Jesika von Rabbit has done just that with her take on the R.E.M. classic “Drive”. She boldly rejected the original’s southern gothic premise, and lifted it into an ethereal space of yearning and loss.
REM leaned into a gorgeous detached profundity, encouraging a sense of self efficacy, a quiet fist raised defiantly in the air. Yet, von Rabbit’s version carries it out of the physical world completely, capturing a state of loss, longing, even hopelessness, that has been omnipresent the past several years. It feels less like a song unfolding and more like an intimate whisper from someone who broke your heart a long time ago.
“I love many of their songs, but Drive has such a lonely haunted feel and I wanted to do something even more sparse with it, she explains. “I’m a big R.E.M. fan, I grew up listening to them and feel they’re a bit underrated. Not to say they don’t have a huge fan base, but you don’t hear them being referenced that much anymore.”
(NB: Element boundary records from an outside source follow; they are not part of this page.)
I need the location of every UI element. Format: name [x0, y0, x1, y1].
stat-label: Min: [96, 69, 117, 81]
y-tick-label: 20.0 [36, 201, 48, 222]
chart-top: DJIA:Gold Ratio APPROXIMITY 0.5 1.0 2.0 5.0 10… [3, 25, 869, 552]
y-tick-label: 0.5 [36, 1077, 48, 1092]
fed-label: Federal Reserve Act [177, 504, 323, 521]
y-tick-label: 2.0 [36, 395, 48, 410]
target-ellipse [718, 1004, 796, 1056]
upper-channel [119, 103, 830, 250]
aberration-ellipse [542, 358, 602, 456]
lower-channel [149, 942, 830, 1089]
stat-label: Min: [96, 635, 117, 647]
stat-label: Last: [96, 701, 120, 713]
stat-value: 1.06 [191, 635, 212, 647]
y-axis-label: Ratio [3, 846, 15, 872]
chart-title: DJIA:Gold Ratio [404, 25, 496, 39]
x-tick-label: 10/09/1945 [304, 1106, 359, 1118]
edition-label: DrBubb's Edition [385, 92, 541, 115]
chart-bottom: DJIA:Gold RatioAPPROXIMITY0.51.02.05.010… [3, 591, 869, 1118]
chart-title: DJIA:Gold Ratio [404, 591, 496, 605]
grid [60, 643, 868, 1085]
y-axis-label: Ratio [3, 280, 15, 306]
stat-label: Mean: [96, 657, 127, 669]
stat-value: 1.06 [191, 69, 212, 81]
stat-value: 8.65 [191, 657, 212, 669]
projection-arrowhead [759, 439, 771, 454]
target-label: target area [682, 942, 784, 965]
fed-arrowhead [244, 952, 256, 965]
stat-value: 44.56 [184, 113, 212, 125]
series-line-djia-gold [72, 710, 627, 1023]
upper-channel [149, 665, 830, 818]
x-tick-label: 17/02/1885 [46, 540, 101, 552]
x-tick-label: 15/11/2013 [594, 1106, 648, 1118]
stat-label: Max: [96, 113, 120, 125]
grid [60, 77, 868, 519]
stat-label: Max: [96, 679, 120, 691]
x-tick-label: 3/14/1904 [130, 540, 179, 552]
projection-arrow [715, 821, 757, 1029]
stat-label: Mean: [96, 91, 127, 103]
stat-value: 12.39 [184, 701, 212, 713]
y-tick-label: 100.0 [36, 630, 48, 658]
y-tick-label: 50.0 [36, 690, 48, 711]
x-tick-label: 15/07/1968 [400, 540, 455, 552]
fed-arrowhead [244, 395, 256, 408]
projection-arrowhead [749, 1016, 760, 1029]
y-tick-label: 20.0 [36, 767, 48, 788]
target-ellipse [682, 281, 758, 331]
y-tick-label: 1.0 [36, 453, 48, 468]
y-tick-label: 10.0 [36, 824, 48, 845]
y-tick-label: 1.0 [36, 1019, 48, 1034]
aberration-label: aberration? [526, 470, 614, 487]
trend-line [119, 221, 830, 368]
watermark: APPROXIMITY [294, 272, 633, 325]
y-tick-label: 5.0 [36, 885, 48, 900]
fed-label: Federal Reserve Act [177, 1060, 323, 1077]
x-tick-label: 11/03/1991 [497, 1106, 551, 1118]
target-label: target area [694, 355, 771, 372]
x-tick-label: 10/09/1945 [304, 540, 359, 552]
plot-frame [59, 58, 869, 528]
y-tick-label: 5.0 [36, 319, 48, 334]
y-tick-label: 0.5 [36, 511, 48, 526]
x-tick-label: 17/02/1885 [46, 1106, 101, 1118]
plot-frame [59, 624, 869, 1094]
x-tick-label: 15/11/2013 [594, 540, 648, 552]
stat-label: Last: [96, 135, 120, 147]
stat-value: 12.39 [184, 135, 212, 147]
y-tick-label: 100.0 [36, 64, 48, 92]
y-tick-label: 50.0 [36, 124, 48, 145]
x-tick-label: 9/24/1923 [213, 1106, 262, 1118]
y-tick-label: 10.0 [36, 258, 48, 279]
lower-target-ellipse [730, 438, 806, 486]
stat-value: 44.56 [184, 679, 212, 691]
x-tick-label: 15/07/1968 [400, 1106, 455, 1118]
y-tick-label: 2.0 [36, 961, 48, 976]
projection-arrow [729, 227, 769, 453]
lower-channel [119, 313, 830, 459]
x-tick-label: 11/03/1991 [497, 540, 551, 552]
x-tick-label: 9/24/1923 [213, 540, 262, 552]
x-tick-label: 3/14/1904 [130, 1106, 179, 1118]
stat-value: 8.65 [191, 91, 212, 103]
Minimalistic and sparse, she opens with a heavily gated reverb piano, there yet afar. Her vocals are at once urgent and questioning, knowing she isn’t going to get any answers from the siren calling from afar, who are more a lonely echo than a catechism.
The bridge is typical von Rabbit, a luminous interlude of sparkling harpsichord, so bizarrely out of place that it fits perfectly. Lee Joseph’s understated guitar work strums earnestly beneath, bringing just enough scaffolding to keep the piece from drifting away entirely.
Von Rabbit’s version of “Drive” is a beautiful apparition, a rush of windswept Mojave stardust, heard in passing, already fading as she arrives.